Phase-Calibration-Based 3-D Beamspace Matrix Pencil Algorithm for Indoor Passive Positioning and Tracking

In the context of integrated sensing and communication (ISAC), indoor device-free positioning and tracking technology based on channel state information (CSI) has become a key and significant branch. CSI extracted by high-bandwidth chips is not widely used for sensing due to problems of clock asynchrony and phase locking instability. This article implements passive positioning based on the CSI collected by the bcm4366 Wi-Fi chip. First, through extensive testing and observation, we describe the unstable phase difference phenomenon of the radio frequency (RF) channel of the bcm4366 chip. Calibrating phase ambiguity (PA) is implemented by a phase detection and compensation method. Based on this, a 3-D beamspace matrix pencil (BMP) algorithm is proposed to jointly estimate the angle of arrival (AoA), time of flight (ToF), and Doppler frequency shift (DFS) of CSI dynamic targets. Finally, passive localization is achieved based on joint multiparameters. Experiments verify that the 3-D BMP algorithm is superior to the existing algorithms in terms of tradeoff estimation accuracy and computational complexity.

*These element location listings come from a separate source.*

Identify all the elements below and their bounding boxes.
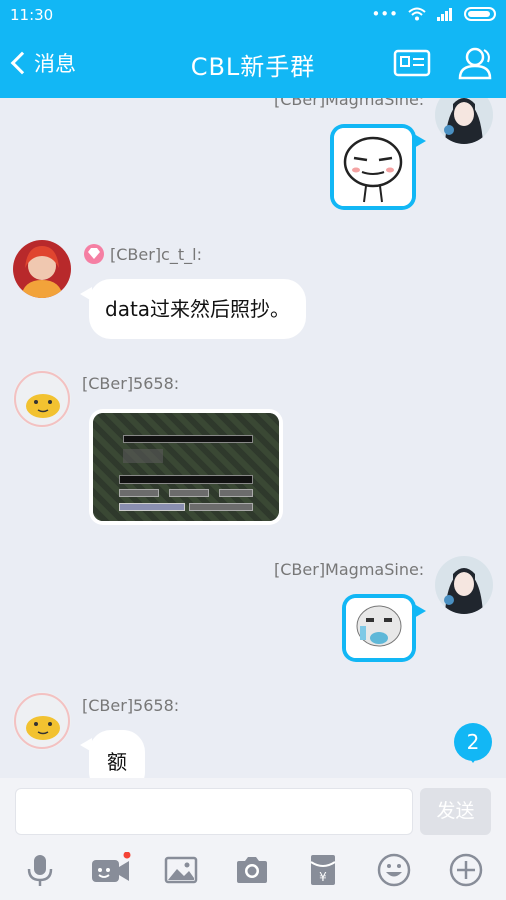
avatar[interactable] bbox=[13, 692, 71, 750]
message-input[interactable] bbox=[15, 788, 413, 835]
avatar[interactable] bbox=[435, 98, 493, 144]
image-message[interactable] bbox=[89, 409, 283, 525]
microphone-icon[interactable] bbox=[22, 852, 58, 888]
composer-toolbar: ¥ bbox=[0, 848, 506, 892]
message-text: data过来然后照抄。 bbox=[105, 297, 291, 321]
image-icon[interactable] bbox=[163, 852, 199, 888]
avatar[interactable] bbox=[13, 370, 71, 428]
video-call-icon[interactable] bbox=[91, 852, 131, 888]
red-packet-icon[interactable]: ¥ bbox=[305, 852, 341, 888]
battery-icon bbox=[464, 7, 496, 21]
chat-area[interactable]: [CBer]MagmaSine: [CBer]c_t_l: data过来然后照抄… bbox=[0, 98, 506, 778]
smug-face-sticker bbox=[334, 128, 412, 206]
signal-icon bbox=[437, 8, 452, 21]
svg-text:¥: ¥ bbox=[319, 870, 327, 884]
crying-face-sticker bbox=[346, 598, 412, 658]
sender-name: [CBer]5658: bbox=[82, 696, 180, 715]
group-members-icon[interactable] bbox=[456, 46, 494, 80]
send-button[interactable]: 发送 bbox=[420, 788, 491, 835]
camera-icon[interactable] bbox=[234, 852, 270, 888]
composer: 发送 ¥ bbox=[0, 778, 506, 900]
plus-icon[interactable] bbox=[448, 852, 484, 888]
sender-name: [CBer]MagmaSine: bbox=[274, 560, 425, 579]
message-text: 额 bbox=[107, 750, 127, 774]
status-icons: ••• bbox=[371, 5, 496, 23]
text-message[interactable]: 额 bbox=[80, 730, 145, 778]
sticker-message[interactable] bbox=[330, 124, 426, 210]
status-bar: 11:30 ••• bbox=[0, 0, 506, 30]
notification-dot bbox=[123, 852, 131, 859]
sender-name: [CBer]5658: bbox=[82, 374, 180, 393]
sender-name: [CBer]MagmaSine: bbox=[274, 98, 425, 109]
group-profile-card-icon[interactable] bbox=[393, 46, 431, 80]
sticker-message[interactable] bbox=[342, 594, 426, 662]
screenshot-thumbnail bbox=[93, 413, 279, 521]
avatar[interactable] bbox=[435, 556, 493, 614]
wifi-icon bbox=[408, 7, 426, 21]
unread-count-badge[interactable]: 2 bbox=[454, 723, 492, 763]
text-message[interactable]: data过来然后照抄。 bbox=[79, 279, 307, 339]
status-time: 11:30 bbox=[10, 6, 54, 24]
title-bar: 消息 CBL新手群 bbox=[0, 30, 506, 98]
emoji-icon[interactable] bbox=[376, 852, 412, 888]
more-dots-icon: ••• bbox=[371, 5, 398, 23]
sender-name: [CBer]c_t_l: bbox=[110, 245, 202, 264]
member-level-badge-icon bbox=[84, 244, 104, 264]
avatar[interactable] bbox=[13, 240, 71, 298]
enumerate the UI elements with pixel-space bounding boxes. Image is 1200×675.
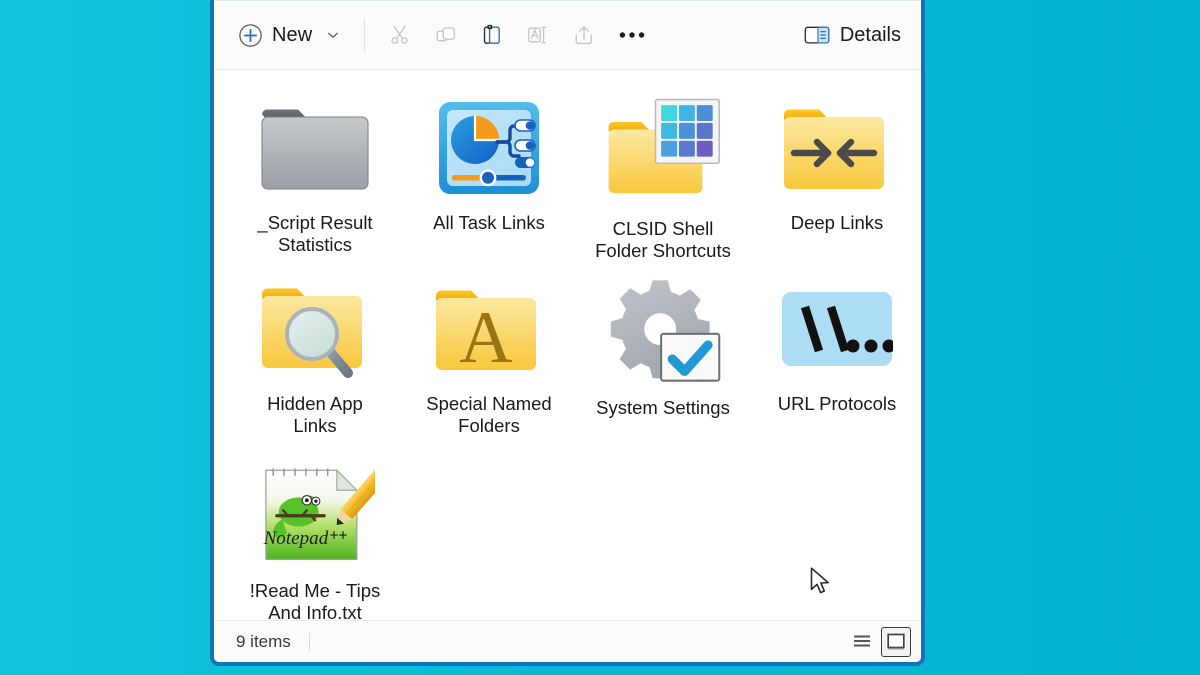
item-count-label: 9 items — [236, 631, 291, 651]
notepad-plus-plus-icon: Notepad ++ — [255, 454, 375, 572]
share-button[interactable] — [561, 14, 607, 56]
svg-text:A: A — [459, 297, 512, 379]
svg-text:Notepad: Notepad — [263, 528, 329, 549]
chevron-down-icon[interactable] — [326, 28, 340, 42]
rename-a-icon — [526, 23, 550, 47]
file-explorer-window: New Details _Script Result Statistics Al… — [210, 0, 925, 666]
list-item-label: Special Named Folders — [426, 393, 552, 436]
svg-text:++: ++ — [330, 527, 348, 544]
list-item-label: CLSID Shell Folder Shortcuts — [595, 218, 731, 261]
list-item[interactable]: URL Protocols — [750, 269, 921, 450]
list-item-label: URL Protocols — [777, 393, 897, 414]
new-button-label: New — [272, 23, 313, 46]
rename-button[interactable] — [515, 14, 561, 56]
icon-grid: _Script Result Statistics All Task Links… — [214, 88, 921, 620]
backslash-dots-icon — [777, 273, 897, 385]
status-separator — [308, 632, 310, 651]
status-bar: 9 items — [214, 620, 921, 662]
folder-search-icon — [255, 273, 375, 385]
gray-folder-icon — [255, 92, 375, 204]
list-item-label: !Read Me - Tips And Info.txt — [249, 580, 381, 620]
list-item[interactable]: A Special Named Folders — [402, 269, 576, 450]
folder-grid-icon — [603, 92, 723, 210]
list-item-label: System Settings — [596, 397, 730, 418]
new-button[interactable]: New — [232, 15, 350, 55]
command-bar: New Details — [214, 0, 921, 70]
clipboard-icon — [480, 23, 504, 47]
list-item[interactable]: Notepad ++ !Read Me - Tips And Info.txt — [228, 450, 402, 620]
list-item[interactable]: All Task Links — [402, 88, 576, 269]
large-icon-square-icon — [886, 633, 906, 651]
control-panel-icon — [429, 92, 549, 204]
list-item-label: Hidden App Links — [267, 393, 363, 436]
scissors-icon — [388, 23, 412, 47]
file-list-area[interactable]: _Script Result Statistics All Task Links… — [214, 70, 921, 620]
details-button[interactable]: Details — [796, 15, 907, 55]
list-item-label: All Task Links — [433, 212, 545, 233]
large-icons-view-button[interactable] — [881, 626, 911, 657]
plus-circle-icon — [238, 23, 263, 48]
list-item[interactable]: _Script Result Statistics — [228, 88, 402, 269]
gear-check-icon — [603, 273, 723, 389]
list-item[interactable]: Hidden App Links — [228, 269, 402, 450]
see-more-button[interactable] — [607, 14, 657, 56]
list-item-label: _Script Result Statistics — [257, 212, 373, 255]
cut-button[interactable] — [377, 14, 423, 56]
copy-icon — [434, 23, 458, 47]
view-toggle-group — [847, 626, 911, 657]
paste-button[interactable] — [469, 14, 515, 56]
list-item-label: Deep Links — [790, 212, 884, 233]
details-pane-icon — [804, 24, 830, 46]
list-item[interactable]: Deep Links — [750, 88, 921, 269]
list-lines-icon — [853, 634, 871, 650]
list-item[interactable]: System Settings — [576, 269, 750, 450]
ellipsis-icon — [619, 31, 645, 39]
details-button-label: Details — [839, 23, 901, 46]
toolbar-separator — [364, 18, 366, 52]
list-view-button[interactable] — [847, 627, 877, 657]
folder-arrows-icon — [777, 92, 897, 204]
copy-button[interactable] — [423, 14, 469, 56]
share-arrow-icon — [572, 23, 596, 47]
folder-letter-a-icon: A — [429, 273, 549, 385]
list-item[interactable]: CLSID Shell Folder Shortcuts — [576, 88, 750, 269]
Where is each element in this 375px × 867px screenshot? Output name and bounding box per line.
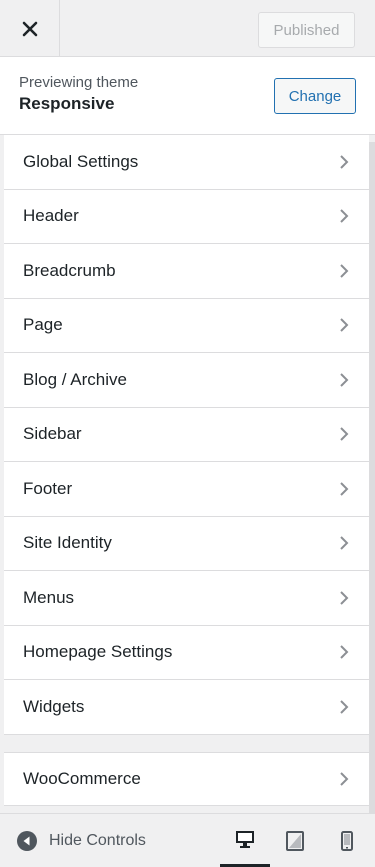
chevron-right-icon [340,482,349,496]
desktop-icon [236,831,254,848]
preview-tablet-button[interactable] [270,814,320,867]
section-homepage-settings[interactable]: Homepage Settings [4,625,369,680]
section-label: Widgets [23,696,85,716]
section-woocommerce[interactable]: WooCommerce [4,751,369,806]
section-label: Header [23,206,79,226]
section-breadcrumb[interactable]: Breadcrumb [4,244,369,299]
section-label: Page [23,315,63,335]
section-sidebar[interactable]: Sidebar [4,407,369,462]
section-label: Breadcrumb [23,260,116,280]
chevron-right-icon [340,536,349,550]
change-theme-button[interactable]: Change [274,78,356,114]
tablet-icon [286,831,304,851]
close-icon [22,21,37,36]
section-label: Menus [23,587,75,607]
chevron-right-icon [340,155,349,169]
section-blog-archive[interactable]: Blog / Archive [4,353,369,408]
chevron-right-icon [340,700,349,714]
section-site-identity[interactable]: Site Identity [4,516,369,571]
section-label: WooCommerce [23,768,141,788]
section-label: Sidebar [23,424,82,444]
section-footer[interactable]: Footer [4,462,369,517]
section-header[interactable]: Header [4,189,369,244]
chevron-right-icon [340,318,349,332]
section-label: Footer [23,478,73,498]
customizer-header: Published [0,0,375,57]
section-label: Blog / Archive [23,369,127,389]
section-page[interactable]: Page [4,298,369,353]
mobile-icon [341,831,353,851]
chevron-right-icon [340,373,349,387]
section-label: Homepage Settings [23,642,173,662]
publish-button[interactable]: Published [258,12,355,48]
collapse-arrow-icon [17,831,37,851]
close-button[interactable] [0,0,60,57]
section-label: Global Settings [23,151,139,171]
section-widgets[interactable]: Widgets [4,680,369,735]
section-list: Global Settings Header Breadcrumb Page B… [4,135,369,806]
customizer-footer: Hide Controls [0,813,375,867]
preview-mobile-button[interactable] [322,814,372,867]
chevron-right-icon [340,591,349,605]
chevron-right-icon [340,264,349,278]
hide-controls-label: Hide Controls [49,832,146,849]
chevron-right-icon [340,209,349,223]
chevron-right-icon [340,772,349,786]
section-menus[interactable]: Menus [4,571,369,626]
chevron-right-icon [340,645,349,659]
preview-desktop-button[interactable] [220,814,270,867]
chevron-right-icon [340,427,349,441]
scrollbar[interactable] [369,142,375,813]
hide-controls-button[interactable]: Hide Controls [17,814,146,867]
customizer-panel: Previewing theme Responsive Change Globa… [0,57,375,813]
theme-info: Previewing theme Responsive Change [0,57,375,135]
section-label: Site Identity [23,533,112,553]
section-global-settings[interactable]: Global Settings [4,135,369,190]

The positioning scheme based on 3-D BMP effectively reduces the positioning error after eliminating PA. In the single-link case, the median localization errors of the activity room and meeting room scenarios reach 0.42 and 0.55 m, respectively.

Automated summary

In this article, indoor device-free positioning and tracking technology based on channel state information (CSI) collected by the bcm4366 Wi-Fi chip is implemented. A phase detection and compensation method is used to calibrate phase ambiguity, and a 3-D beamspace matrix pencil (BMP) algorithm is proposed to estimate the angle of arrival (AoA), time of flight (ToF), and Doppler frequency shift (DFS) of dynamic targets. Passive localization is achieved based on joint multiparameters.